On the inflation front, an array of emerging markets central banks raised interest rates, and some experts believe that the worst of that tightening is priced into stocks in developing economies. Additionally, EDOG offers some buffer when it comes to inflation by way of dividend growth, as payouts in emerging markets are poised to trend higher this year.
“However, these problems are not new. Markets have now priced in a rising inflation backdrop with interest rate increases from leading central banks,” adds BNP Paribas. “The sell-off in 2021 drove down EM equity valuations as well as some currencies and depressed local debt markets. Even hard currency assets were not spared. Arguably, EM assets are now priced attractively.”

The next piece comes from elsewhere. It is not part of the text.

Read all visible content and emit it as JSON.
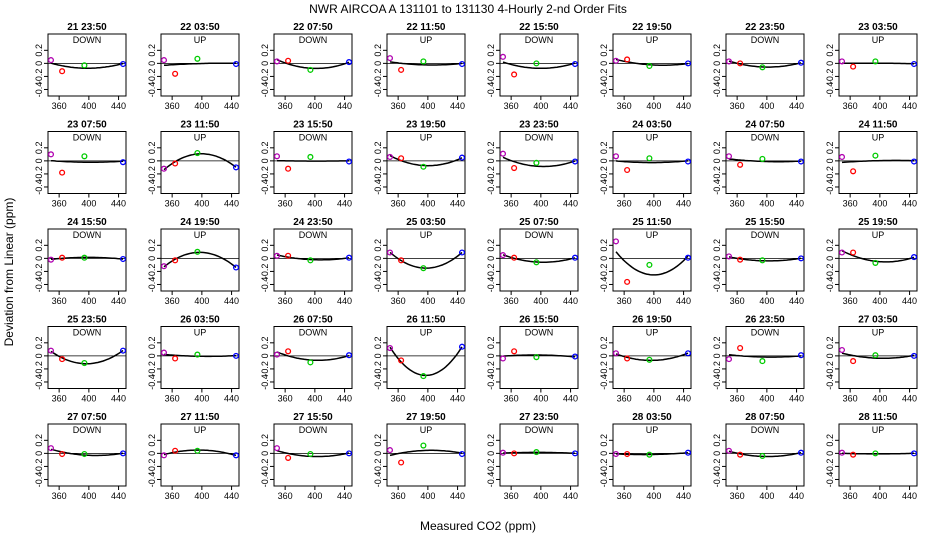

Another potential catalyst for EDOG in 2022 — along with attractive valuations and dividends — is that after several years of disappointing returns in emerging markets, money managers are under-allocated to the group. This suggests that if these stocks get their respective acts together, professional money could flow back to the asset class.
“In addition, there is cash waiting on the sidelines. Investors have been reducing their EM exposure materially for quite some time, resulting in sharply higher cash holdings by many institutional investors,” concludes BNP Paribas.
Other emerging markets dividend ETFs include the ProShares MSCI Emerging Markets Dividend Growers ETF (EMDV ), the iShares Emerging Markets Dividend ETF (DVYE ), and the WisdomTree Emerging Markets Equity Income Fund (DEM ).